More breathless reporting from the WSJ
The Wall Street Journal has taken a lot of heat lately for pumping up the news, spinning headline-grabbing stories out of the barest of threads. One of the most egregious examples came last week when it breathlessly reported about how farmers are threatened by new derivatives regulations -- but couldn't find a farmer who was affected.
Last weekend, the lead story in Personal Finance was "Congress Overhauls Your Portfolio." This alarming headline was followed by a blurb sure to attract the attention of those who may already be wary of the Obama administration's regulatory efforts:
Overlooked amid the thousands of pages that comprise the Dodd-Frank bill are major changes affecting mutual funds, retirement plans, single-stock investments and other holdings.
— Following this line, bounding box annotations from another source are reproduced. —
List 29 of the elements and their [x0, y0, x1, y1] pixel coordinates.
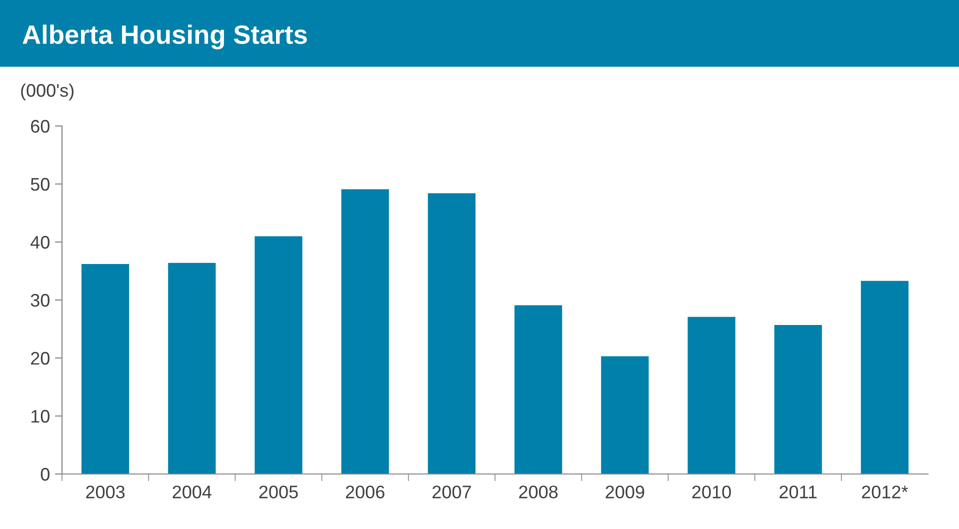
- x-tick-label: 2011: [780, 486, 817, 498]
- y-tick-label: 20: [31, 352, 50, 365]
- bar: [774, 324, 822, 474]
- x-tick-label: 2008: [519, 486, 558, 498]
- chart-title: Alberta Housing Starts: [22, 24, 307, 50]
- y-tick-label: 40: [30, 236, 50, 249]
- y-tick-label: 50: [30, 178, 50, 191]
- bar: [254, 236, 302, 474]
- y-tick-label: 10: [31, 410, 50, 423]
- x-tick-label: 2012*: [862, 486, 908, 498]
- bar: [341, 189, 389, 474]
- x-tick-label: 2010: [692, 486, 731, 498]
- x-tick-label: 2007: [432, 486, 471, 498]
- bar: [601, 356, 649, 474]
- x-tick-label: 2004: [172, 486, 212, 498]
- bar: [688, 316, 736, 474]
- bar: [168, 262, 216, 474]
- x-tick-label: 2005: [259, 486, 298, 498]
- x-tick-label: 2003: [86, 486, 125, 498]
- x-tick-label: 2009: [606, 486, 644, 498]
- bar: [514, 305, 562, 474]
- bar: [860, 280, 909, 474]
- bar: [428, 193, 476, 474]
- bar: [81, 264, 130, 474]
- y-tick-label: 0: [40, 468, 50, 481]
- y-tick-label: 60: [31, 120, 50, 133]
- y-axis-title: (000's): [21, 84, 74, 100]
- x-tick-label: 2006: [346, 486, 384, 498]
- y-tick-label: 30: [30, 294, 50, 307]
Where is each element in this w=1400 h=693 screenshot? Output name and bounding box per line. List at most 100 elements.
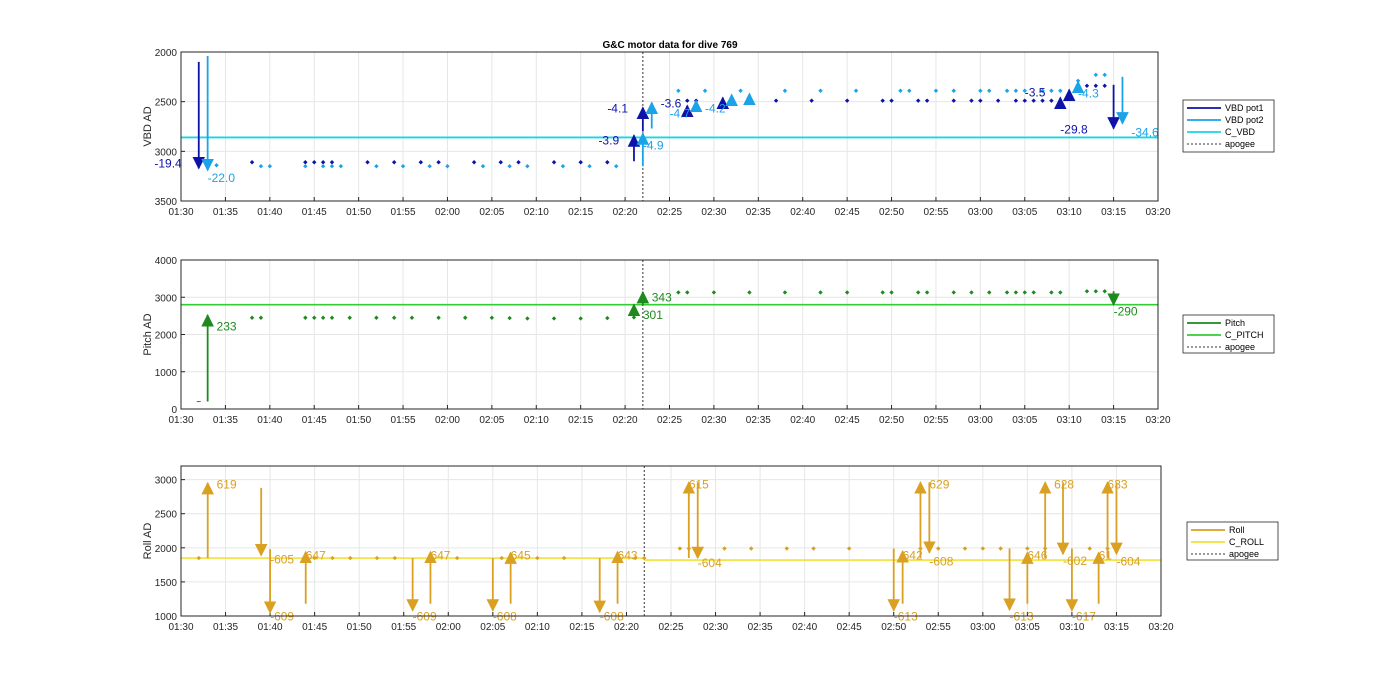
data-point	[782, 290, 788, 295]
data-point	[516, 160, 521, 165]
legend-entry: C_ROLL	[1229, 537, 1264, 547]
y-tick-label: 1500	[155, 578, 178, 589]
data-point	[1031, 290, 1036, 295]
data-point	[445, 164, 450, 169]
vbd-panel: 01:30 01:35 01:40 01:45 01:50 01:55 02:00 02:05…	[142, 48, 1275, 218]
move-label: 615	[689, 477, 709, 491]
x-tick-label: 02:40	[790, 415, 815, 426]
data-point	[1049, 98, 1054, 103]
data-point	[811, 546, 816, 551]
data-point	[1058, 88, 1063, 93]
x-tick-label: 01:30	[168, 622, 193, 633]
move-label: -34.6	[1131, 125, 1159, 139]
move-label: -604	[1116, 554, 1140, 568]
x-tick-label: 02:55	[926, 622, 951, 633]
x-tick-label: 02:05	[480, 622, 505, 633]
x-tick-label: 01:35	[213, 622, 238, 633]
data-point	[676, 290, 681, 295]
data-point	[809, 98, 814, 103]
data-point	[329, 164, 335, 169]
legend-entry: Roll	[1229, 525, 1245, 535]
y-tick-label: 3500	[155, 197, 178, 208]
x-tick-label: 03:20	[1148, 622, 1173, 633]
data-point	[605, 160, 610, 165]
y-tick-label: 1000	[155, 612, 178, 623]
data-point	[214, 163, 219, 168]
data-point	[1013, 88, 1019, 93]
move-label: -608	[493, 610, 517, 624]
move-label: -29.8	[1060, 122, 1088, 136]
x-tick-label: 01:35	[213, 207, 238, 218]
data-point	[846, 546, 852, 551]
data-point	[880, 290, 885, 295]
legend-entry: VBD pot1	[1225, 103, 1264, 113]
move-label: 633	[1108, 477, 1128, 491]
data-point	[987, 290, 992, 295]
legend-entry: apogee	[1225, 342, 1255, 352]
x-tick-label: 02:30	[703, 622, 728, 633]
y-tick-label: 1000	[155, 368, 178, 379]
x-tick-label: 01:35	[213, 415, 238, 426]
data-point	[551, 160, 557, 165]
x-tick-label: 01:55	[391, 207, 416, 218]
data-point	[320, 164, 326, 169]
data-point	[560, 164, 566, 169]
move-label: -19.4	[154, 156, 182, 170]
data-point	[374, 315, 379, 320]
x-tick-label: 02:35	[746, 207, 771, 218]
data-point	[995, 98, 1001, 103]
data-point	[1093, 72, 1099, 78]
data-point	[489, 315, 495, 320]
data-point	[525, 316, 530, 321]
data-point	[605, 315, 610, 321]
data-point	[409, 315, 415, 320]
y-tick-label: 3000	[155, 476, 178, 487]
data-point	[853, 88, 859, 93]
x-tick-label: 02:10	[524, 415, 549, 426]
x-tick-label: 02:00	[436, 622, 461, 633]
data-point	[303, 160, 308, 165]
move-label: -609	[413, 610, 437, 624]
data-point	[738, 88, 743, 93]
x-tick-label: 02:30	[701, 207, 726, 218]
move-label: 629	[929, 477, 949, 491]
data-point	[1102, 72, 1107, 78]
data-point	[1004, 290, 1010, 295]
data-point	[1093, 289, 1099, 294]
x-tick-label: 03:15	[1101, 415, 1126, 426]
data-point	[312, 555, 317, 561]
data-point	[196, 555, 202, 561]
data-point	[436, 160, 441, 165]
data-point	[1022, 290, 1027, 295]
data-point	[551, 316, 557, 321]
data-point	[1058, 290, 1063, 295]
data-point	[978, 88, 983, 93]
data-point	[969, 98, 974, 103]
move-label: 619	[217, 477, 237, 491]
move-label: -609	[270, 610, 294, 624]
legend-entry: VBD pot2	[1225, 115, 1264, 125]
data-point	[1013, 290, 1019, 295]
x-tick-label: 01:45	[302, 207, 327, 218]
data-point	[312, 315, 317, 320]
x-tick-label: 02:00	[435, 415, 460, 426]
data-point	[499, 555, 504, 561]
data-point	[329, 315, 335, 320]
data-point	[267, 164, 273, 169]
legend-entry: apogee	[1225, 139, 1255, 149]
move-label: 343	[652, 290, 672, 304]
move-label: -290	[1114, 304, 1138, 318]
data-point	[748, 546, 754, 551]
y-tick-label: 2500	[155, 98, 178, 109]
data-point	[348, 555, 353, 561]
data-point	[1087, 546, 1092, 551]
x-tick-label: 03:20	[1145, 207, 1170, 218]
data-point	[818, 88, 823, 93]
x-tick-label: 02:25	[657, 415, 682, 426]
chart-title: G&C motor data for dive 769	[602, 40, 737, 51]
data-point	[303, 315, 308, 320]
x-tick-label: 02:20	[614, 622, 639, 633]
x-tick-label: 02:45	[837, 622, 862, 633]
data-point	[722, 546, 727, 551]
x-tick-label: 01:50	[346, 207, 371, 218]
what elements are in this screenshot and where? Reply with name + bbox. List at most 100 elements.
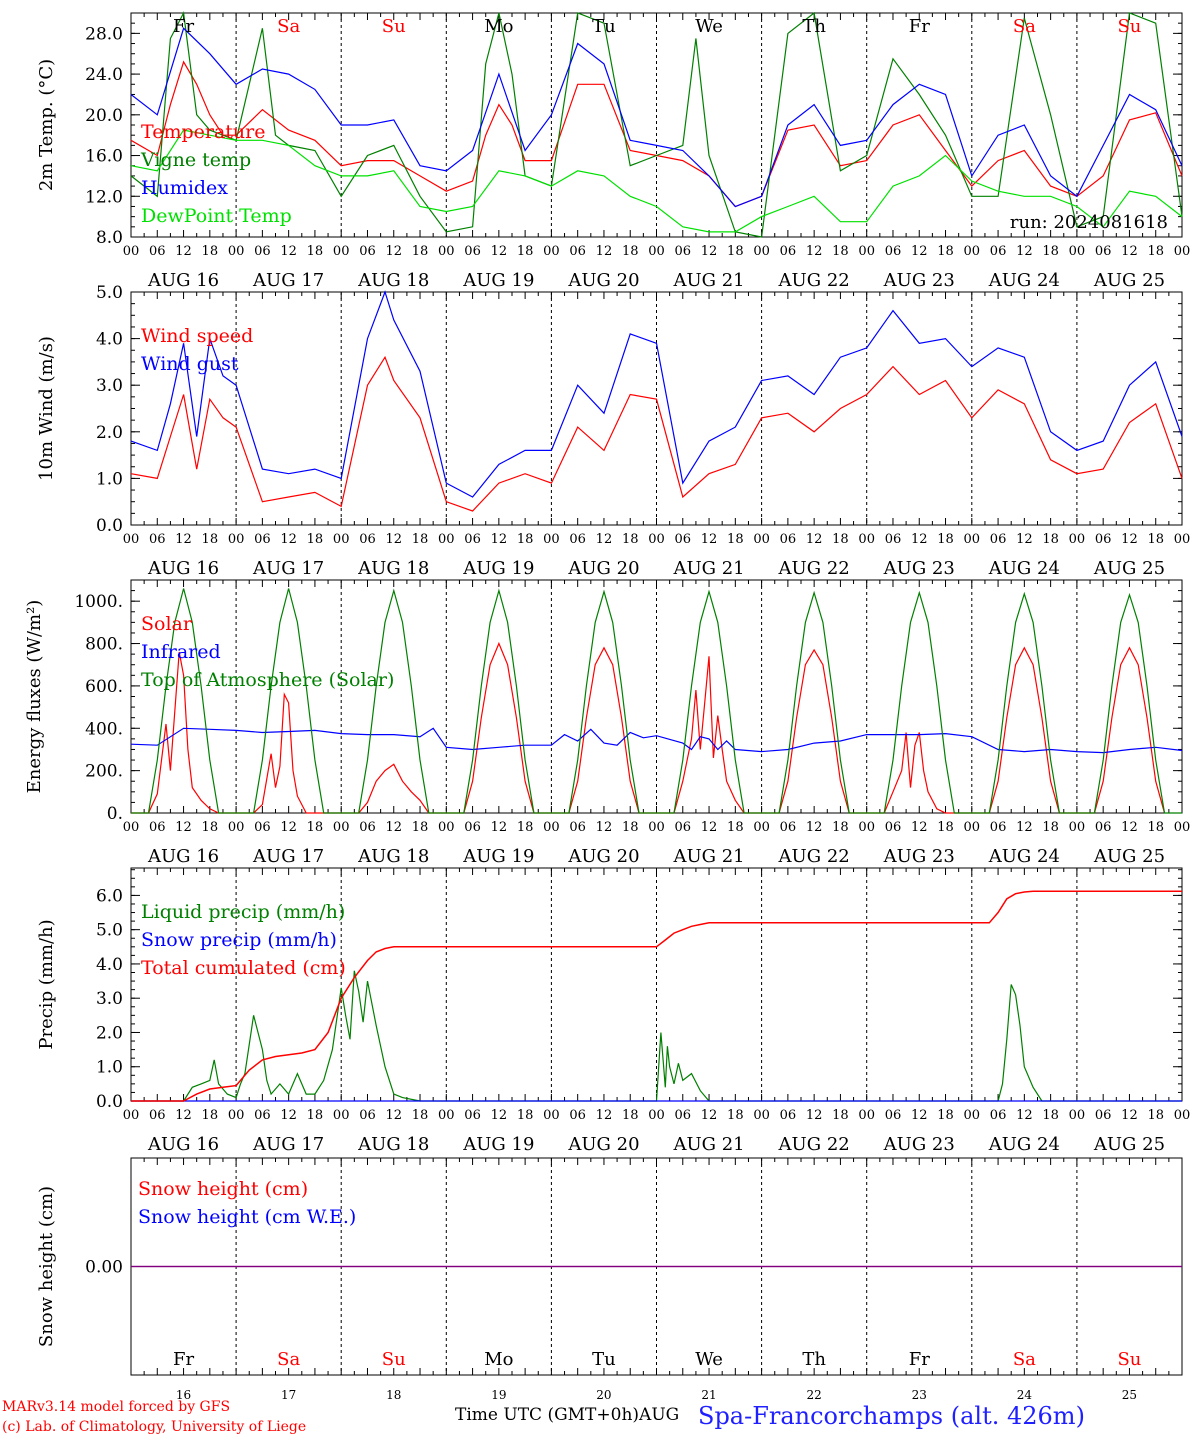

So what are these "major changes"? Do they really justify these scary alarums? Let's take a look inside...
First, the article addresses mutual funds: "Though mutual funds are barely mentioned in the Dodd-Frank bill, the legislation could affect everything from funds' bond and derivatives holdings to how these products are advertised to investors." Unfortunately, the only specifics the article can find to support this premise are some pricing uncertainty for bonds issued by troubled financial institutions seized by the FDIC, and a study of mutual fund advertising that might someday result in some changes to how funds tout their performance.
Next come retirement plans. What does the article find? Well, it seems that the bill asks regulators to study whether stable value wrap contracts should be subject to the new rules governing derivatives. If so, that might raise the costs of stable value funds and maybe make them harder to find. If, that is, the regulators decide that way. And they have 15 months to make up their minds.
Hedge funds? Well, now they have to register with the SEC if they have $150 million in assets. That will raise some costs for smaller funds. It might make it harder for new funds to get started. And investors can no longer count the value of their primary residence toward the $1 million in net worth that makes them "accredited investors" able to invest in these funds.
Then the Journal tackles individual stocks. What do they find? A few nods toward shareholder activism, which even the author concedes are unlikely to have any practical impact, particularly on small investors.
Derivatives? "The bill should help cut risks in funds holding derivatives." That sounds pretty good to me. But to pay for this benefit, there may be some "incremental drag" on the performance of funds and ETFs using these instruments.
For brokerage accounts, the bill gives the SEC the authority to impose the same fiduciary standard on brokers as they do on financial advisors. This is one area where the bill could potentially have a major impact on your portfolio. But it doesn't...yet. First the SEC has to study the issue and report to Congress.
And the article finds a few other provisions that could affect individual investors. The SEC has the right to prohibit mandatory arbitration in brokerage disputes. (But again, the bill itself doesn't do that.) It raises the amount of FDIC deposit insurance. It makes it harder to issue phony mortgages. And it establishes new agencies to regulate consumer financial fraud and the insurance industry.
That's it? That's all the Journal could come up with? That's what they mean by "Congress overhauls your portfolio"?
Give us a break, Rupert.
It does makes you wonder, though. Could the new Murdoch-era Journal have a broader agenda? Are the political views of its editorial page starting to affect the objectivity of its news coverage? Is the fabled wall between the Journal's opinions and news beginning to crumble?
That could be the biggest news of all in this article.